The really crazy part is that the people I know in the public service who justify their actions with “CYA” style responses the most tend to be anti-union conservatives).  Careful what you wish for, in that case — you may just get it.

Also, a lot of the lack of perceived efficiency comes from the fact that without a clear profit motive, the public service has impacts in  many different, unmeasurable ways that for example OECD beancounters do not count as valuable.  OECD is better than the typical think tank that the NP would use as a source on this kind of article, and I haven’t read the report, but colour me skeptical.

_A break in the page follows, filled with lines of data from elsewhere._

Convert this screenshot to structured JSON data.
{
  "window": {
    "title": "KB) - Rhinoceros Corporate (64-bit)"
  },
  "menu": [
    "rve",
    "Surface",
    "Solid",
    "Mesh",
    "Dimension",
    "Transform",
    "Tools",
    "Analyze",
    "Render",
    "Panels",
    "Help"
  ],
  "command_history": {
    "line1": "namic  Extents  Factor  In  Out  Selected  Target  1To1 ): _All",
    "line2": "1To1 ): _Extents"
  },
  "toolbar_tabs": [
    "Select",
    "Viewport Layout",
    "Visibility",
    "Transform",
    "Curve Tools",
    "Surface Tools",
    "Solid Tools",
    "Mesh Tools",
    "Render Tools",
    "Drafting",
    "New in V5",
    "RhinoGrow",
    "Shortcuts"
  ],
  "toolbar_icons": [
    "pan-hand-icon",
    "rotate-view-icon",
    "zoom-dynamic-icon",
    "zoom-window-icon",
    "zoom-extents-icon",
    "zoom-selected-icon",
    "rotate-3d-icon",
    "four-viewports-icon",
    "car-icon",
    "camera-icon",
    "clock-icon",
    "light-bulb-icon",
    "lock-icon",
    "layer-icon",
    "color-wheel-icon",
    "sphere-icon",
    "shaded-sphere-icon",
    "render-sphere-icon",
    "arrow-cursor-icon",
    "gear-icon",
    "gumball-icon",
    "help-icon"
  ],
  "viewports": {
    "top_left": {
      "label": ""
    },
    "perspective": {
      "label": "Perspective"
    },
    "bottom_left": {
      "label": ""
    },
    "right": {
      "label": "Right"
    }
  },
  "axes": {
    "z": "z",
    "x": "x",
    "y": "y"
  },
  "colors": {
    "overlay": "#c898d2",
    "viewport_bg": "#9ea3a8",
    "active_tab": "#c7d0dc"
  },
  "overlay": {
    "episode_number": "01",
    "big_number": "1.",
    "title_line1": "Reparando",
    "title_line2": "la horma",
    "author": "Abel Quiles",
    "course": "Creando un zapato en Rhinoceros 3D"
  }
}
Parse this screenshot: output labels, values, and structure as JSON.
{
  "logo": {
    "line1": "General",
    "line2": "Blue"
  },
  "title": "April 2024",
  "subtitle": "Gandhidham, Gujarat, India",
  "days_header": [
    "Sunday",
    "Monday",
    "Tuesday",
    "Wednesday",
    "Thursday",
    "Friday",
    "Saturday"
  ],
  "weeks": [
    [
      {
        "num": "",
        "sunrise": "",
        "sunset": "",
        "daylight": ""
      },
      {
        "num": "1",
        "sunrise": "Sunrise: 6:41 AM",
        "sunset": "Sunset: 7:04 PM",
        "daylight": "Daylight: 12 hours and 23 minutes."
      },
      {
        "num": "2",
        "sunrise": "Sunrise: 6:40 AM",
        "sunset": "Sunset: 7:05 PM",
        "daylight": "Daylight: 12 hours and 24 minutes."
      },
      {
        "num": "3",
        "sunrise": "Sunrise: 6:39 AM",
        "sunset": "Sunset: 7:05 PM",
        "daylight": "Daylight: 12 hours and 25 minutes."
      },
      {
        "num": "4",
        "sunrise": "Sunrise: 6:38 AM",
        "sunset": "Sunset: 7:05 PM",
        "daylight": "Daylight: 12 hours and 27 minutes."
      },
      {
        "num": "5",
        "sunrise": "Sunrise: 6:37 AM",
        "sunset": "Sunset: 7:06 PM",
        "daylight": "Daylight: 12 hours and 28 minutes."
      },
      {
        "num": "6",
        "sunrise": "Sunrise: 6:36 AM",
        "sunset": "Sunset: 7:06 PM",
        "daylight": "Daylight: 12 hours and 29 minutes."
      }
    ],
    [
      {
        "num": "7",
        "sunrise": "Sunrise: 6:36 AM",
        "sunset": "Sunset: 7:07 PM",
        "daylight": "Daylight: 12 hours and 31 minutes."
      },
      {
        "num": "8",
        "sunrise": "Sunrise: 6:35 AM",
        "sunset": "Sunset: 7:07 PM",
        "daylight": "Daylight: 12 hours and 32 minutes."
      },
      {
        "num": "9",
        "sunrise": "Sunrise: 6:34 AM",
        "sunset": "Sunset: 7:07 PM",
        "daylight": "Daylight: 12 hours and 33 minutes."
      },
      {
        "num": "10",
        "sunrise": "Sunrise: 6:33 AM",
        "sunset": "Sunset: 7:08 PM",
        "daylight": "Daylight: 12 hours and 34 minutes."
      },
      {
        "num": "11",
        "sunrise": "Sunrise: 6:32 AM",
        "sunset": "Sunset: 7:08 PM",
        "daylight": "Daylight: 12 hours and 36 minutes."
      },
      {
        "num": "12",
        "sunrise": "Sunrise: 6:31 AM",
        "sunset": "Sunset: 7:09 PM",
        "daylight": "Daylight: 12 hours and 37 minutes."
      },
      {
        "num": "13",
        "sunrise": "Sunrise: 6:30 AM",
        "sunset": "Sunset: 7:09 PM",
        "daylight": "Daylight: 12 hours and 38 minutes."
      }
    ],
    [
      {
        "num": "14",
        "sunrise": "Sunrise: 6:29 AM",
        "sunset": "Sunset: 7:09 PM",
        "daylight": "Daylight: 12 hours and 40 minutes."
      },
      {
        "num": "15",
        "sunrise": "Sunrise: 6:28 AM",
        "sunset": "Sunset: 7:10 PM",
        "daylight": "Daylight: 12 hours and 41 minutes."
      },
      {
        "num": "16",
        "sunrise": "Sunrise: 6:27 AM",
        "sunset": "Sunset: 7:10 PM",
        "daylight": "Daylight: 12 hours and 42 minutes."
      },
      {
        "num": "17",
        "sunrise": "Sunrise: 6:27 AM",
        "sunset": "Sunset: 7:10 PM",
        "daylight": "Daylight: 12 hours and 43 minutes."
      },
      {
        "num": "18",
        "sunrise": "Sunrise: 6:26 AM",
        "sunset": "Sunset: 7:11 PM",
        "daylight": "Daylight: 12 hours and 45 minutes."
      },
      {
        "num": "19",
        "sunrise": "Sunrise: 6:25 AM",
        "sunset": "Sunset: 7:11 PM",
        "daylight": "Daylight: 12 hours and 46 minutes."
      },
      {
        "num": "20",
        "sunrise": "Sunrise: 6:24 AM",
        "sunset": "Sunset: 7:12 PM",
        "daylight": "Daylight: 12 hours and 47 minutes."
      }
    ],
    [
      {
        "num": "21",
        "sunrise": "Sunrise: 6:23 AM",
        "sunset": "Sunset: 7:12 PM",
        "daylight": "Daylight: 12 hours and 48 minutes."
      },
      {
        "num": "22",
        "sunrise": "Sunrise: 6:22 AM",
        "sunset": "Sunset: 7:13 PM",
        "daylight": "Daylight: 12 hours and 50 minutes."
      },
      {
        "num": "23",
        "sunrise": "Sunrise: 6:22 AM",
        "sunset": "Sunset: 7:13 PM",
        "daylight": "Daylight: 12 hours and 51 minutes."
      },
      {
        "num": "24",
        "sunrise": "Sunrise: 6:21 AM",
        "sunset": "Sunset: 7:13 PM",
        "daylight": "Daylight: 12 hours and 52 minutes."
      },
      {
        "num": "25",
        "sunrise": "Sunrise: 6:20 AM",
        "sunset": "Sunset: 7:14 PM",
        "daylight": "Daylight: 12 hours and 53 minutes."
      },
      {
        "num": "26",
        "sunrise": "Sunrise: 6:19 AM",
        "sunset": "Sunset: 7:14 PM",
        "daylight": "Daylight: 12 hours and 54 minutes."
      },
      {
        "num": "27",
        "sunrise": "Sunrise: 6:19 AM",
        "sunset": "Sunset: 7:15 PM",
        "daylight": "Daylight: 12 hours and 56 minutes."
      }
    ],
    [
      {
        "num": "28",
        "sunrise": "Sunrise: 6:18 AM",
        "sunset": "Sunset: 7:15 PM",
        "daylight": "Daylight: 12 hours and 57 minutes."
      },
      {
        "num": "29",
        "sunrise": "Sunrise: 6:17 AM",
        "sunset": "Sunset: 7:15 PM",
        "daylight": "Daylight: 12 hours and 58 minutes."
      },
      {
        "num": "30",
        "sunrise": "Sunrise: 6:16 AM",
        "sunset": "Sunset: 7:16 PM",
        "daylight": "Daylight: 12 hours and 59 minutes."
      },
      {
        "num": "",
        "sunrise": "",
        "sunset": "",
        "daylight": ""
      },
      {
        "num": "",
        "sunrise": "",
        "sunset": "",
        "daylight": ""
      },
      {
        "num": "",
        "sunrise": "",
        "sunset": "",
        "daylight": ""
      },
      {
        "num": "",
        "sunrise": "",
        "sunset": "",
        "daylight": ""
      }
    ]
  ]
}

As far as when the government should step out of the way in an industry with private interests … there are probably a lot of factors, including

  1. when there is a public interest in the government being there
  2. The nature of the public interest (for example, having a resource feedback loop that allows for, for example, the government to be funded without resort to general, regressive taxation is in the public interest, but having free internet access, free healthcare, or a slow but reliable form of communication for official documents may have qualitatively different aspects to the public interest)
  3. How the government finances are doing in general, how desperate they are for short term benefit (for example, by private industries cratering entire province-wide economies as in the case of the auto industry and ontario right now)
  4. how difficult it would be for the government to move back in after it moves out of the sector
  5. how difficult it would be for private industry to move back in after it moves out of the sector/move in to begin with
  6. how well regulation/taxation can work to produce desirable results in the public interest (see land tax versus carbon tax)
  7. such things as trade policies of our neighbours (if the US is known to force us to deregulate industries against our interest it might be better to just leave the government in place where it can be managed to the public interest closer than a foreign firm might be interested in providing)

and on, and on.
For Canada Post, personally, I think there are changes that could be made, but they need to be made by Canadians as a whole looking at what Canada Post does for us, and deciding from there whether or not there needs to be a change.  In particular, they need to stop acting as a public subsidy for private junkmail publishers, or work on a way to allow the price discrimination to continue in a less environmentally damaging way(say, have a Canada Post ‘flyer’ website).  But this is the sort of thing that can wait for more serious issues to be resolved (such as the keeping the federal budget from balooning from conservative ineptitude).

disclaimer

Saturday, October 11th, 2008

I am employed by, and a member of the New Democrat Party of Canada.  However I do not represent the party, its views, the views of its members, blah blah blah.  But you may as well know this, in case you don’t read my other feeds.  I am biased, but I try to minimize my bias in general.